Cleaning up old queries, DAG information, and reports data in a CDP Private Cloud Base deployment using Ambari

The DAS Postgres database stores all the queries that you run from the DAS UI or beeline, and all the data that is used to generate the DAG information and reports. Over a period of time, this can grow in size. To optimize the available capacity, DAS has a cleanup mechanism that, by default, purges all the queries and DAG information older than 30 days and purges old reports after 365 days. However, you can customize the cleanup frequency by adding the cleanup.query-info.interval, and cleanup.report-info.interval configurations, and the Cron expression: cleanup.cron.expression in the das-event-processor.json file from Ambari.

  1. From the Ambari UI, go to Data Analytics Studio > CONFIGS > Advanced data_analytics_studio-event_processor-properties.
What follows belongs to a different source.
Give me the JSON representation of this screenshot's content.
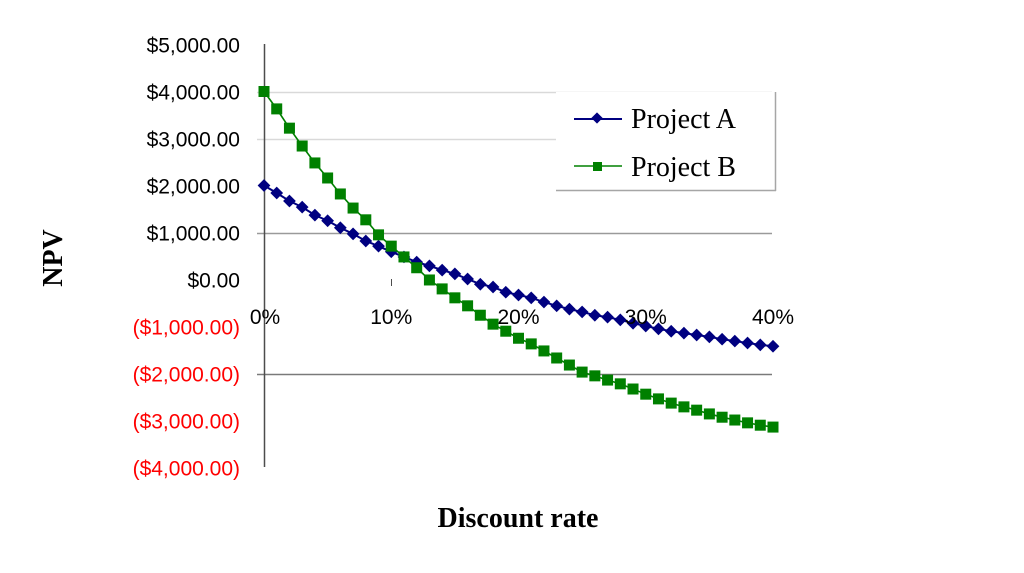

  2. To customize the cleanup intervals, under Data Analytics Studio Event Processor config file template, add the three new configurations in the event-processing section as shown in the following example:
    "event-processing": {
            "hive.hook.proto.base-directory": "{{data_analytics_studio_event_processor_hive_base_dir}}",
            "tez.history.logging.proto-base-dir": "{{data_analytics_studio_event_processor_tez_base_dir}}",
            "meta.info.sync.service.delay.millis": 5000,
            "actor.initialization.delay.millis": 20000,
            "close.folder.delay.millis": 600000,
            "reread.event.max.retries": -1,
            "reporting.scheduler.initial.delay.millis": 30000,
            "reporting.scheduler.interval.delay.millis": 300000,
            "reporting.scheduler.weekly.initial.delay.millis": 60000,
            "reporting.scheduler.weekly.interval.delay.millis": 600000,
            "reporting.scheduler.monthly.initial.delay.millis": 90000,
            "reporting.scheduler.monthly.interval.delay.millis": 900000,
            "reporting.scheduler.quarterly.initial.delay.millis": 120000,
            "reporting.scheduler.quarterly.interval.delay.millis": 1200000,
            “cleanup.query-info.interval”: 2592000,
            “cleanup.report-info.interval”: 31536000,
            “cleanup.cron.expression: "0 0 2 * * ?"
      },
    In this example, the query data will be cleaned up after 2592000 seconds (which is equal to 30 days), the report data will be cleaned up after 31536000 seconds (which is equal to 365 days), and the clean up jobs will be triggered to run at 02:00:00 hours (or 2 AM), as per the server timezone.
  3. Click Save.
  4. Restart all the required services.